Let’s be clear about what’s happening here: Andrews works in the public eye, as a journalist in the emotionally charged world of American sports. Anyone who follows professional or collegiate football knows that sportscasters are under intense scrutiny. Why? Because people care how their teams are portrayed in the media. As a very successful sportscaster, many now think they have reason to discredit her perspective. And people are capitalizing on her public embarrassment in order to do so. 

But I think we ought to take this a step further. It's easy to point out that Erin Andrews truthfully did nothing to warrant reproach in these circumstances and, therefore, does not deserve blowback from the incident. But even if she had filmed and uploaded the video herself, using sexist slurs in an attempt to dismiss her would still be both nonsensical and uncharitable. And I think the fact that so many of us are so quick to do so reveals a disturbing trend in our culture. A man violated a woman, but somehow we seem to put the attention and blame on the woman.

That Andrews' nudity is still being used against her as a means of questioning her virtue and dismissing her insights professionally says a lot about the way that we use sexuality to sideline and shame women into silence. 
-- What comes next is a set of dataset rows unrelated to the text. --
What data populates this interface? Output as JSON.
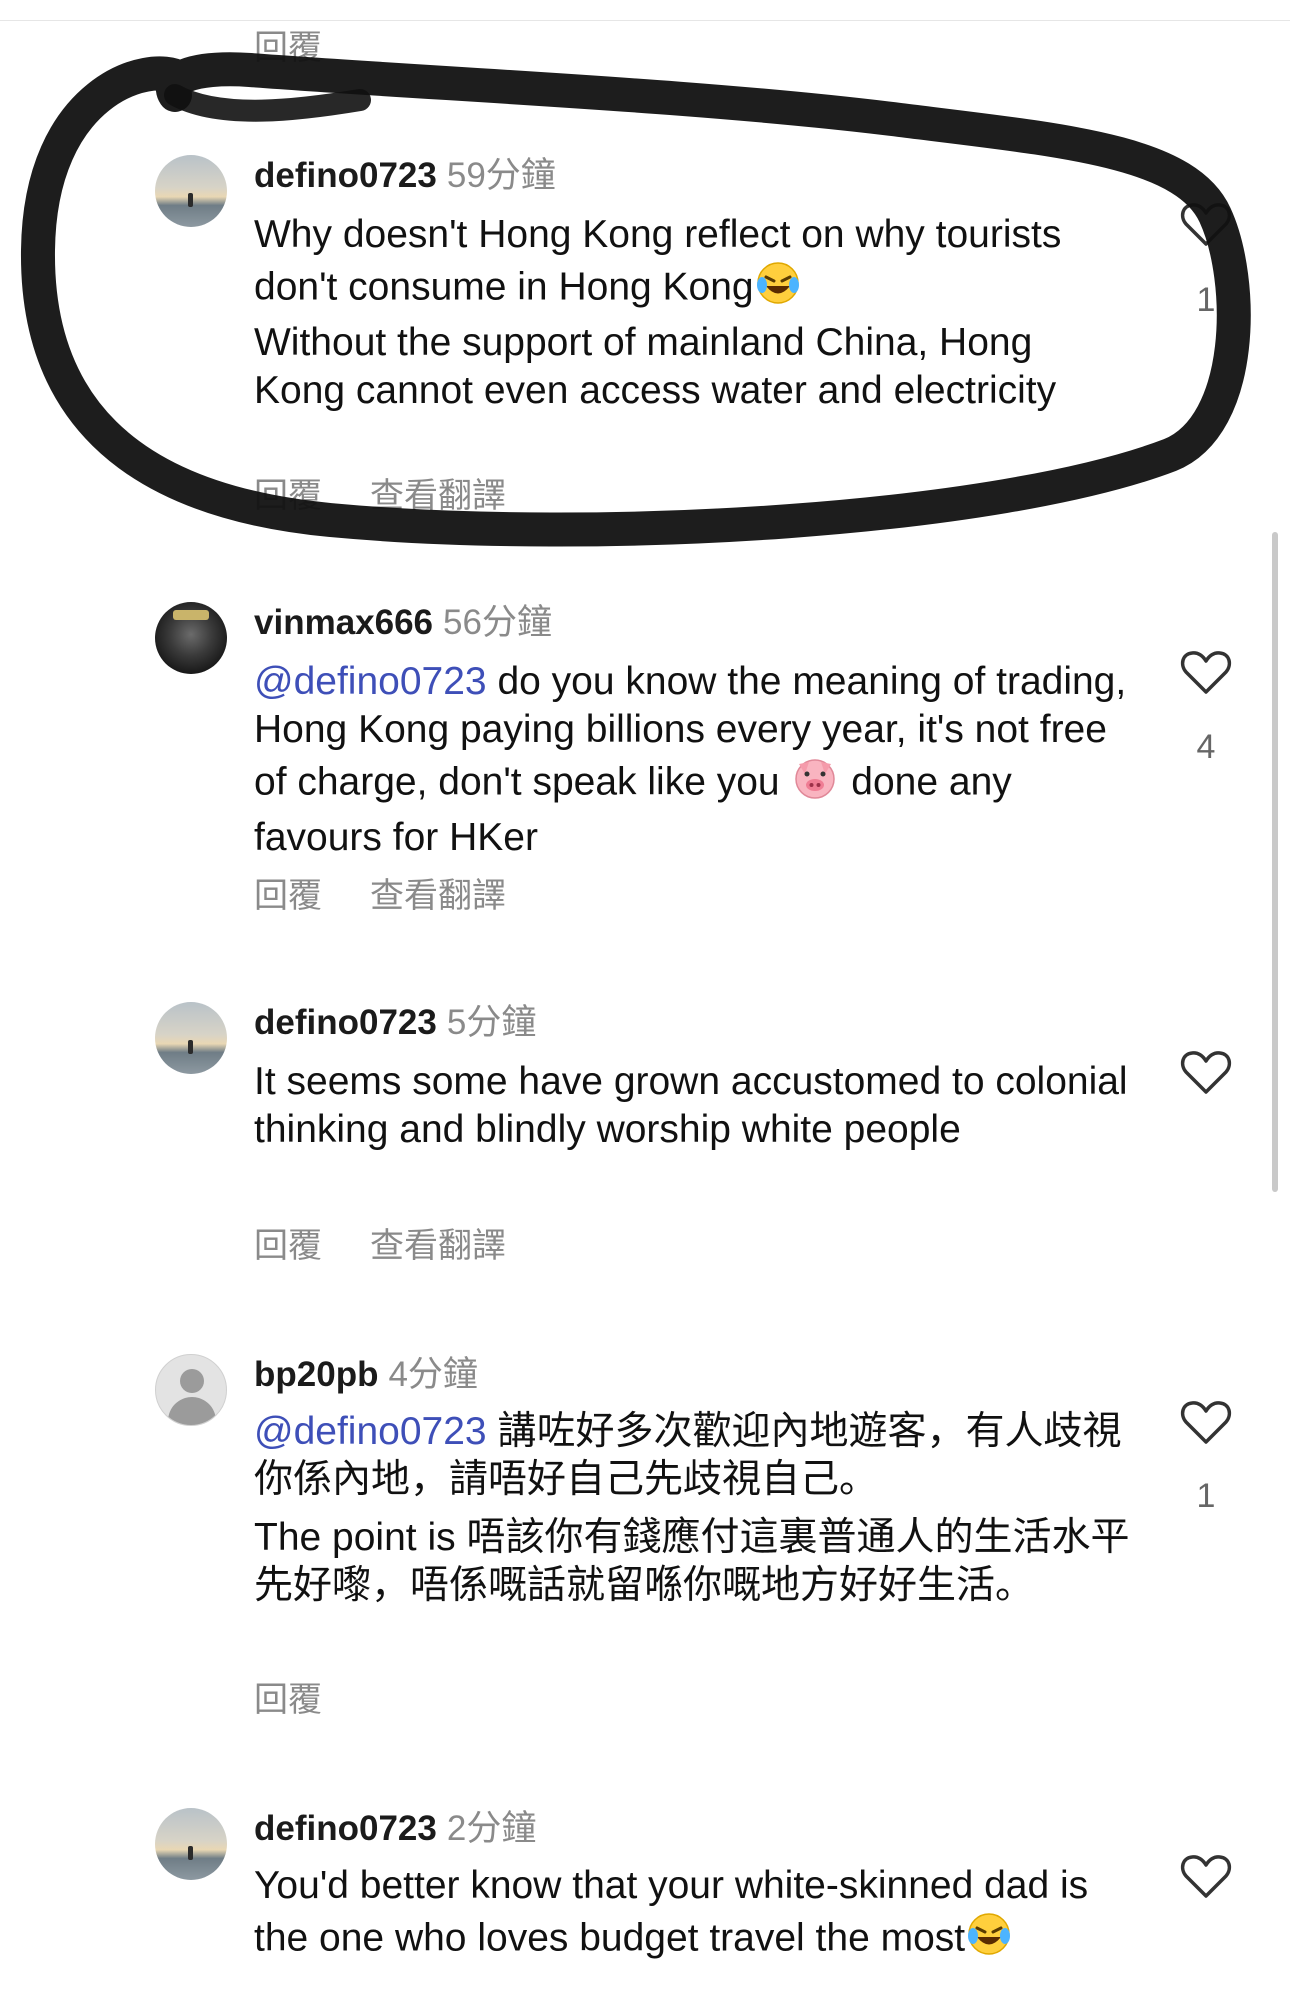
{
  "top": {
    "reply_label": "回覆"
  },
  "comments": [
    {
      "username": "defino0723",
      "time": "59分鐘",
      "mention": "",
      "text": "Why doesn't Hong Kong reflect on why tourists don't consume in Hong Kong",
      "text2": "Without the support of mainland China, Hong Kong cannot even access water and electricity",
      "reply": "回覆",
      "translate": "查看翻譯",
      "likes": "1"
    },
    {
      "username": "vinmax666",
      "time": "56分鐘",
      "mention": "@defino0723",
      "text": " do you know the meaning of trading, Hong Kong paying billions every year, it's not free of charge, don't speak like you ",
      "text_after_emoji": " done any favours for HKer",
      "reply": "回覆",
      "translate": "查看翻譯",
      "likes": "4"
    },
    {
      "username": "defino0723",
      "time": "5分鐘",
      "text": "It seems some have grown accustomed to colonial thinking and blindly worship white people",
      "reply": "回覆",
      "translate": "查看翻譯"
    },
    {
      "username": "bp20pb",
      "time": "4分鐘",
      "mention": "@defino0723",
      "text": " 講咗好多次歡迎內地遊客，有人歧視你係內地，請唔好自己先歧視自己。",
      "text2": "The point is 唔該你有錢應付這裏普通人的生活水平先好嚟，唔係嘅話就留喺你嘅地方好好生活。",
      "reply": "回覆",
      "likes": "1"
    },
    {
      "username": "defino0723",
      "time": "2分鐘",
      "text": "You'd better know that your white-skinned dad is the one who loves budget travel the most"
    }
  ],
  "colors": {
    "mention": "#3e4fb8",
    "muted": "#8a8a8a",
    "scribble": "#111111"
  }
}
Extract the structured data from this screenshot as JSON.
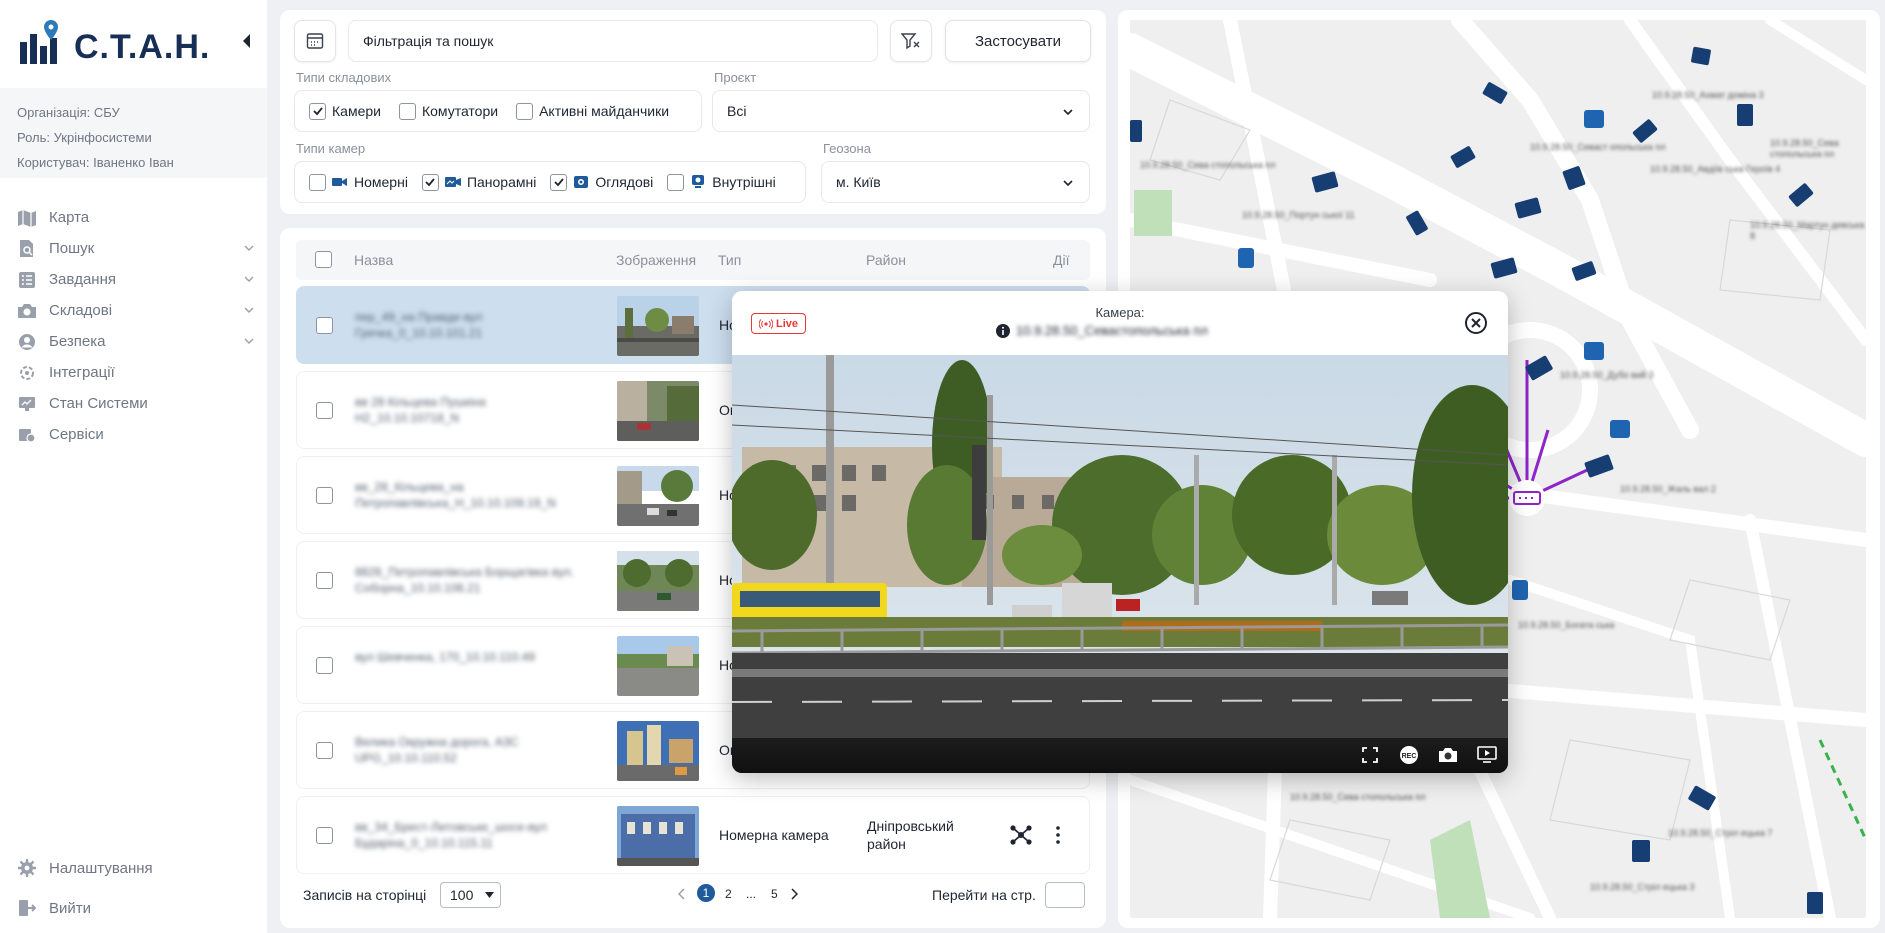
{
  "app": {
    "logo_text": "С.Т.А.Н."
  },
  "user": {
    "org": "Організація: СБУ",
    "role": "Роль: Укрінфосистеми",
    "name": "Користувач: Іваненко Іван"
  },
  "nav": [
    {
      "label": "Карта",
      "icon": "map-icon"
    },
    {
      "label": "Пошук",
      "icon": "search-doc-icon",
      "expandable": true
    },
    {
      "label": "Завдання",
      "icon": "tasks-icon",
      "expandable": true
    },
    {
      "label": "Складові",
      "icon": "camera-icon",
      "expandable": true
    },
    {
      "label": "Безпека",
      "icon": "user-shield-icon",
      "expandable": true
    },
    {
      "label": "Інтеграції",
      "icon": "integration-icon"
    },
    {
      "label": "Стан Системи",
      "icon": "monitor-icon"
    },
    {
      "label": "Сервіси",
      "icon": "services-icon"
    }
  ],
  "bottom_nav": {
    "settings": "Налаштування",
    "logout": "Вийти"
  },
  "filters": {
    "search_label": "Фільтрація та пошук",
    "apply": "Застосувати",
    "component_types_label": "Типи складових",
    "component_types": [
      {
        "label": "Камери",
        "checked": true
      },
      {
        "label": "Комутатори",
        "checked": false
      },
      {
        "label": "Активні майданчики",
        "checked": false
      }
    ],
    "project_label": "Проєкт",
    "project_value": "Всі",
    "camera_types_label": "Типи камер",
    "camera_types": [
      {
        "label": "Номерні",
        "checked": false,
        "icon": "video-camera-icon"
      },
      {
        "label": "Панорамні",
        "checked": true,
        "icon": "panoramic-camera-icon"
      },
      {
        "label": "Оглядові",
        "checked": true,
        "icon": "overview-camera-icon"
      },
      {
        "label": "Внутрішні",
        "checked": false,
        "icon": "indoor-camera-icon"
      }
    ],
    "geozone_label": "Геозона",
    "geozone_value": "м. Київ"
  },
  "table": {
    "headers": {
      "name": "Назва",
      "image": "Зображення",
      "type": "Тип",
      "district": "Район",
      "actions": "Дії"
    },
    "rows": [
      {
        "name": "пер_49_на Правди вул Гречка_0_10.10.101.21",
        "type": "Номерна камера",
        "district": "",
        "selected": true
      },
      {
        "name": "вв 28 Кільцева Пушкіна Н2_10.10.10718_N",
        "type": "Оглядова камера",
        "district": "",
        "selected": false
      },
      {
        "name": "вв_28_Кільцева_на Петропавлівська_Н_10.10.109.19_N",
        "type": "Номерна камера",
        "district": "",
        "selected": false
      },
      {
        "name": "8826_Петропавлівська Борщагівка вул. Соборна_10.10.106.21",
        "type": "Номерна камера",
        "district": "",
        "selected": false
      },
      {
        "name": "вул Шевченка, 170_10.10.110.49",
        "type": "Номерна камера",
        "district": "",
        "selected": false
      },
      {
        "name": "Велика Окружна дорога, АЗС UPG_10.10.110.52",
        "type": "Оглядова камера",
        "district": "",
        "selected": false
      },
      {
        "name": "вв_34_Брест-Литовське_шосе-вул Бударіна_0_10.10.115.11",
        "type": "Номерна  камера",
        "district": "Дніпровський район",
        "selected": false
      }
    ]
  },
  "pagination": {
    "per_page_label": "Записів на сторінці",
    "per_page_value": "100",
    "pages": [
      "1",
      "2",
      "...",
      "5"
    ],
    "current": "1",
    "goto_label": "Перейти на стр."
  },
  "popup": {
    "live": "Live",
    "title": "Камера:",
    "camera_id": "10.9.28.50_Севастопольська пл",
    "controls": [
      "fullscreen-icon",
      "record-icon",
      "snapshot-icon",
      "playback-icon"
    ]
  },
  "map_labels": [
    "10.9.28.50_Ахмат доміна 3",
    "10.9.28.50_Севаст опольська пл",
    "10.9.28.50_Авдіїв ська Героїв 4",
    "10.9.28.50_Сева стопольська пл",
    "10.9.28.50_Портун ської 11",
    "10.9.28.50_Мартун девська 8",
    "10.9.28.50_Дубо вий 3",
    "10.9.28.50_Жаль вал 2",
    "10.9.28.50_Сева стопольська пл",
    "10.9.28.50_Богата ська",
    "10.9.28.50_Сева стопольська пл",
    "10.9.28.50_Стріл ецька 7",
    "10.9.28.50_Стріл ецька 3"
  ],
  "colors": {
    "brand": "#172e55",
    "accent": "#1f5b9a",
    "selected_row": "#cddfef",
    "link_line": "#8e24c9",
    "live": "#e53935"
  }
}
So, let it be known: If a woman has been violated, as Andrews has, all it reveals is that there's horrible, exploitative people out there willing to hurt others who don't deserve it. It says nothing about Andrews as a woman, sportscaster, or human being. She is not at fault; if anything, her standing up and refusing to be silent is remarkably laudable. I hope she wins all $75 million, and that it goes toward whatever she needs to make her days less traumatizing from that egregious violation. And I hope one day we'll start holding perpetrators responsible for their crimes and not the victims—not only in the courtroom but in the court of public opinion.